Playing with Origami Studio
Recently I have had chanced to take a look at the new Origami Studio.
Since I have been using Google Form, I was already used to the patch programming. This made me get excited for Origami, because I heard that it allows very open possibilities for prototyping with sensor, camera usage as well as receive-send communications with connected devices.
Origami is Sketch friendly. cmd+c/cmd+v.
The patch programming allows prototyping to be tweaked at 'patch' levels. Also it is visually clean and organizable.
Once I was comfortable with the workspace, I began playing around with the tool to understand each patches and find work-around for interactions and instances that were not available in other prototyping tools.
1. Fluid Animation exploration
This is my very first try at Origami. Using the basic pop animations, switches, and transitions I created a micro interaction for page transition. The pop animation function allowed me to feel that bounciness in fluid movement.

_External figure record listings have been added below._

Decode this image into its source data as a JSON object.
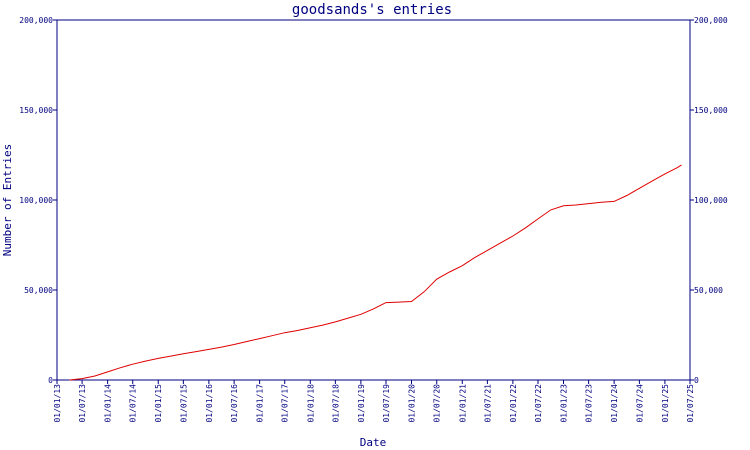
{
  "chart_data": {
    "type": "line",
    "title": "goodsands's entries",
    "xlabel": "Date",
    "ylabel": "Number of Entries",
    "ylim": [
      0,
      200000
    ],
    "yticks": [
      0,
      50000,
      100000,
      150000,
      200000
    ],
    "ytick_labels": [
      "0",
      "50,000",
      "100,000",
      "150,000",
      "200,000"
    ],
    "xlim": [
      "01/01/13",
      "01/07/25"
    ],
    "xtick_labels": [
      "01/01/13",
      "01/07/13",
      "01/01/14",
      "01/07/14",
      "01/01/15",
      "01/07/15",
      "01/01/16",
      "01/07/16",
      "01/01/17",
      "01/07/17",
      "01/01/18",
      "01/07/18",
      "01/01/19",
      "01/07/19",
      "01/01/20",
      "01/07/20",
      "01/01/21",
      "01/07/21",
      "01/01/22",
      "01/07/22",
      "01/01/23",
      "01/07/23",
      "01/01/24",
      "01/07/24",
      "01/01/25",
      "01/07/25"
    ],
    "grid": false,
    "series": [
      {
        "color": "#e00000",
        "points": [
          [
            "01/04/13",
            0
          ],
          [
            "01/07/13",
            800
          ],
          [
            "01/10/13",
            2200
          ],
          [
            "01/01/14",
            4500
          ],
          [
            "01/04/14",
            6800
          ],
          [
            "01/07/14",
            8800
          ],
          [
            "01/10/14",
            10500
          ],
          [
            "01/01/15",
            12000
          ],
          [
            "01/04/15",
            13300
          ],
          [
            "01/07/15",
            14600
          ],
          [
            "01/10/15",
            15800
          ],
          [
            "01/01/16",
            17000
          ],
          [
            "01/04/16",
            18300
          ],
          [
            "01/07/16",
            19700
          ],
          [
            "01/10/16",
            21400
          ],
          [
            "01/01/17",
            23000
          ],
          [
            "01/04/17",
            24600
          ],
          [
            "01/07/17",
            26300
          ],
          [
            "01/10/17",
            27500
          ],
          [
            "01/01/18",
            29000
          ],
          [
            "01/04/18",
            30500
          ],
          [
            "01/07/18",
            32300
          ],
          [
            "01/10/18",
            34400
          ],
          [
            "01/01/19",
            36500
          ],
          [
            "01/04/19",
            39500
          ],
          [
            "01/07/19",
            43000
          ],
          [
            "01/10/19",
            43300
          ],
          [
            "01/01/20",
            43600
          ],
          [
            "01/04/20",
            49000
          ],
          [
            "01/07/20",
            56000
          ],
          [
            "01/10/20",
            60000
          ],
          [
            "01/01/21",
            63500
          ],
          [
            "01/04/21",
            68000
          ],
          [
            "01/07/21",
            72000
          ],
          [
            "01/10/21",
            76000
          ],
          [
            "01/01/22",
            80000
          ],
          [
            "01/04/22",
            84500
          ],
          [
            "01/07/22",
            89500
          ],
          [
            "01/10/22",
            94500
          ],
          [
            "01/01/23",
            96800
          ],
          [
            "01/04/23",
            97200
          ],
          [
            "01/07/23",
            98000
          ],
          [
            "01/10/23",
            98800
          ],
          [
            "01/01/24",
            99200
          ],
          [
            "01/04/24",
            102500
          ],
          [
            "01/07/24",
            106500
          ],
          [
            "01/10/24",
            110500
          ],
          [
            "01/01/25",
            114500
          ],
          [
            "01/04/25",
            118000
          ],
          [
            "01/05/25",
            119500
          ]
        ]
      }
    ]
  }
}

2. Timed Animation Exploration
I also was inspired by the new Material Design website, and created a timed animation transition to test eased animation options in Origami Studio.

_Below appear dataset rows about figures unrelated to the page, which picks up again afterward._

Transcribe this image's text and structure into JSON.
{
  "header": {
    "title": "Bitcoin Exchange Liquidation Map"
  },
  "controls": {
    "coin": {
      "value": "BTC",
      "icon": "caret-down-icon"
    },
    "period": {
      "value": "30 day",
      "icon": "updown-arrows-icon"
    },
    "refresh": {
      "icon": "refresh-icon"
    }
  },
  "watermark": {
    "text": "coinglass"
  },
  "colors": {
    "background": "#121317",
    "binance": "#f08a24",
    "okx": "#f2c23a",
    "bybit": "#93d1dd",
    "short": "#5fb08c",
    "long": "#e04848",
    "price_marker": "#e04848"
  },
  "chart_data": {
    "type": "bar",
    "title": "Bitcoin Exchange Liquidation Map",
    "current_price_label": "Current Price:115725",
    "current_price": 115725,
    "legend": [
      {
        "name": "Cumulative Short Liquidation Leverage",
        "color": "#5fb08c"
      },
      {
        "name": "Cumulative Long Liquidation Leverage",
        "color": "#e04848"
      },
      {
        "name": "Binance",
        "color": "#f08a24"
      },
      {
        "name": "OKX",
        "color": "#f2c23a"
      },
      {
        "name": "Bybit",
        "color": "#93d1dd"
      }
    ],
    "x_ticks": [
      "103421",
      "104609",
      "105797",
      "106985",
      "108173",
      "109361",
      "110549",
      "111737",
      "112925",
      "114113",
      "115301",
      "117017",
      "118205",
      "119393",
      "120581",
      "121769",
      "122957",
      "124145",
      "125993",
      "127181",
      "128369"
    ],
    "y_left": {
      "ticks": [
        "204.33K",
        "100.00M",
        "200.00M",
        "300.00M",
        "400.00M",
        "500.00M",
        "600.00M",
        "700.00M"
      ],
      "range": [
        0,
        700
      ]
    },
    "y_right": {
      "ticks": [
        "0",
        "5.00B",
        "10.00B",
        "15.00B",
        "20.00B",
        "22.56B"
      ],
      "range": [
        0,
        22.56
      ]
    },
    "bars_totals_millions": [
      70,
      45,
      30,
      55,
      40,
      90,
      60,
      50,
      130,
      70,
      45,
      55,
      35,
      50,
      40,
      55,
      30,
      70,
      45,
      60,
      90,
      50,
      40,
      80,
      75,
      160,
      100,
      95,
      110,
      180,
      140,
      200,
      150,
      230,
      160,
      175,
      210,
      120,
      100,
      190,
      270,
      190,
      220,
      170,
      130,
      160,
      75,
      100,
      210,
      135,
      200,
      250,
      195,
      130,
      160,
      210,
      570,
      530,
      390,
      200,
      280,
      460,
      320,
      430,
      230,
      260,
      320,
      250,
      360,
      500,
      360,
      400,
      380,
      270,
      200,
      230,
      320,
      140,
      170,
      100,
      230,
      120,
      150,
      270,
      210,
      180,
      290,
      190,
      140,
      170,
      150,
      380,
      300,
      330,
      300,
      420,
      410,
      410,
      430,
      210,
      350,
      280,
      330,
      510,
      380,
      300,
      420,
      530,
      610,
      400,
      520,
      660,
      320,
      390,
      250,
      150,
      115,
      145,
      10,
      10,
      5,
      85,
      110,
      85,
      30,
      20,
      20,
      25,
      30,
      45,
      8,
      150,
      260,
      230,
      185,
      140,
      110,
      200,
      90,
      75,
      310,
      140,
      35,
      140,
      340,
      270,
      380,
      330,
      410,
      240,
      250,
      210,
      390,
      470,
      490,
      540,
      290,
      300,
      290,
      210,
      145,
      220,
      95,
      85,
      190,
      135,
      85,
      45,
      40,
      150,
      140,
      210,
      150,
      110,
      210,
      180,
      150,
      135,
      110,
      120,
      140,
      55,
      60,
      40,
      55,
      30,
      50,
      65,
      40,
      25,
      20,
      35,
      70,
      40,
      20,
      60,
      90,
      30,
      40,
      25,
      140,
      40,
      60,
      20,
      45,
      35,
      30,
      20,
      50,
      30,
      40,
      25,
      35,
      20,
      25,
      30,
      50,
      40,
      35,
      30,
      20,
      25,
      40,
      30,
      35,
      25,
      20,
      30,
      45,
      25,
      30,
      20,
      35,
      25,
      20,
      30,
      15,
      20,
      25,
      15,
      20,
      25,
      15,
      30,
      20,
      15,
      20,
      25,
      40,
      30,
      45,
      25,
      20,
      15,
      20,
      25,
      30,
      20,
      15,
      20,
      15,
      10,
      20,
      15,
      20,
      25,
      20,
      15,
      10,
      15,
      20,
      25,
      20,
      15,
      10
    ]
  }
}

3. Quick Action using 3D Touch
At this point I realized that the studio has a 3D Touch patch. Since, there was no Apple component in Origami for Quick Action. I built it referencing from the iOS 10
I am testing out the camera feed of Origami (notice my Origami T shirt!)
Spatial distortion is possible using 3D points and gyro-sensor. The video below uses rear-camera, video cropping, gyro sensor value, and 3D rotation.
Origami Studio is the most suitable tool in the market for designers as a all-purpose high-fideltiy prototype tool for mobile and web platform. It is all-purpose because the patches can be as simple to allow page-to-page transition, and as complex as building timed-conditional-3D elements.
The strength of Origami lies in mobile sensor-support (Camera, 3D Touch, Gyro) and its patch programming. So far ProtoPie is the only other prototyping tool with similar sensor-support. Designers are visual learners. Origami's patch programming UI allows easy organizing and collaboration with other people's works.
Personally I think its cleaner than code-based prototyping (e.g. Framer) and frame-based prototyping (e.g. Atomic, Principle). Code-based prototyping, generally takes time to learn and hard to work with other people's project unless markup is thorough. Frame-based prototyping tends to get messy after several layers overlap onto screen or several artboards, which makes it hard to track individual elements as the complexity of the prototype rises.
I continue to fiddle with Origami Studio and am posting things in my Dribbble.